La omisión a la asistencia familiar es un delito. Nace de la desobediencia del obligado al cumplimiento de los alimentos y tiene pena de cárcel de hasta 3 años. Sin embargo, para que el simple conflicto de definir la cuantía de los alimentos se convierta en delito, se requiere que el asunto se haya complicado más de lo necesario. Y entre que se define la cuantía y se dicta una sentencia condenatoria penal, el incumplidor ha tenido largas posibilidades de no agravar su situación. El punto de partida es la sentencia del juez de paz: Allí se le ha ordenar que debe cumplir con pagar una determinada cantidad de dinero en cada mes. Si el padre (o la madre demandada) cumple de modo fiel su obligación, el problema acabó. Esa sentencia es la primera notificación que se le hace de la obligación.

Nuestra ciudad está plaga de sinvergüenzas. Se olvidan de la sentencia y tiempo después el juez le envía una propuesta de liquidación de adeudos. No es otra cosa que, el número de meses impagos por el monto mensual a pagar, que se pone a consideración para que el “angelito” ofrezca alguna solución a la demora o advierta de algún error en la multiplicación o sumatoria. Si el "papá” no dice nada, entonces, el juez aprueba la liquidación anterior y le da tres o cinco días para que pague, bajo amenaza de “remitir copias al Ministerio Público”. Es la tercera oportunidad. Vencidos los días de gracia, el juez cumple la advertencia. Es el momento en que la deuda civil “se convierte” en delito.

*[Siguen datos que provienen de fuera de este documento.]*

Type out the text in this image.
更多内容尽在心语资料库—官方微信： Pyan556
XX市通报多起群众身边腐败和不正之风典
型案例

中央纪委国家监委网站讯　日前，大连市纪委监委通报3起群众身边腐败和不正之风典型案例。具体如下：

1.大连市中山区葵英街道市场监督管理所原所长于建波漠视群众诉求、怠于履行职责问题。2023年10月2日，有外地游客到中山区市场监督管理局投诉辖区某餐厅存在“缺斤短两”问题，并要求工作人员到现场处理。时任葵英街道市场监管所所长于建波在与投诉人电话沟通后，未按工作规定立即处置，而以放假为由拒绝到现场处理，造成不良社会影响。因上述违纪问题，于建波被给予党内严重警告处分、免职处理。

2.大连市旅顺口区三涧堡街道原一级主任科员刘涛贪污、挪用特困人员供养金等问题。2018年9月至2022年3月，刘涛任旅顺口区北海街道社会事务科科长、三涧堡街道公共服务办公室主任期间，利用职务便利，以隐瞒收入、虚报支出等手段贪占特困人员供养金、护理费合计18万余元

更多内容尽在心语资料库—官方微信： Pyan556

El fiscal, bajo la ficción de duda respecto de lo que ha realizado el juez de paz, cita al “jovencito”, no solo para conocerlo, sino también para ofrecerle otra oportunidad. Entonces, en ese momento, si es que el sospechoso así lo quiere, firman un “acuerdo” en el que se compromete a pagar la deuda en cómodas cuotas, pero luego de un par de meses se olvida de la amenaza. La advertencia es: “si no pagas te acuso del delito de omisión a la asistencia familiar”. Al incumplimiento, el asunto va al juez (penal) de investigación preparatoria, en el que de seguro volverá a solicitar otra oportunidad, pero esta vez puede que ese acuerdo quede plasmado en una sentencia, en la que la propuesta es “si no cumples con pagar, te vas a la cárcel”. El acusado, sabe bien que tiene derecho a un juicio contradictorio, imparcial y, sabe que tiene tiempo adicional para incumplir. Así que, se juega la quinta oportunidad: que “su caso” pase con el juez (penal) de juzgamiento. Ya con fecha para el juicio oral, el acusado “fuerza” una sexta oportunidad: no se presenta en juicio, con lo que no sólo genera demora en la “solución” de su caso sino que motiva que la disposición de órdenes de conducción compulsiva y su juzgamiento queda condicionado a que se presente voluntariamente (que son las menos de las veces) o a que sea aprehendido por la autoridad policial. Lograda su captura, y a sabiendas de que ha llegado al final del túnel y de que ya no quedan “ventanas procesales”, pone cara de buenito y dice “Sr. Juez si Ud. me manda preso ¿Quién va a pagar los alimentos de “mi” hijito?” El abogado no se queda atrás: “Sr. Juez si Ud. envía a mi patrocinado al penal no hace más que contribuir con un alumno más en la “Universidad del delito”, pues bien sabemos que la cárcel no resocializa a nadie”. O sea, la culpa del incumplimiento ya no la tiene el padre de la criatura sino el juez de la causa.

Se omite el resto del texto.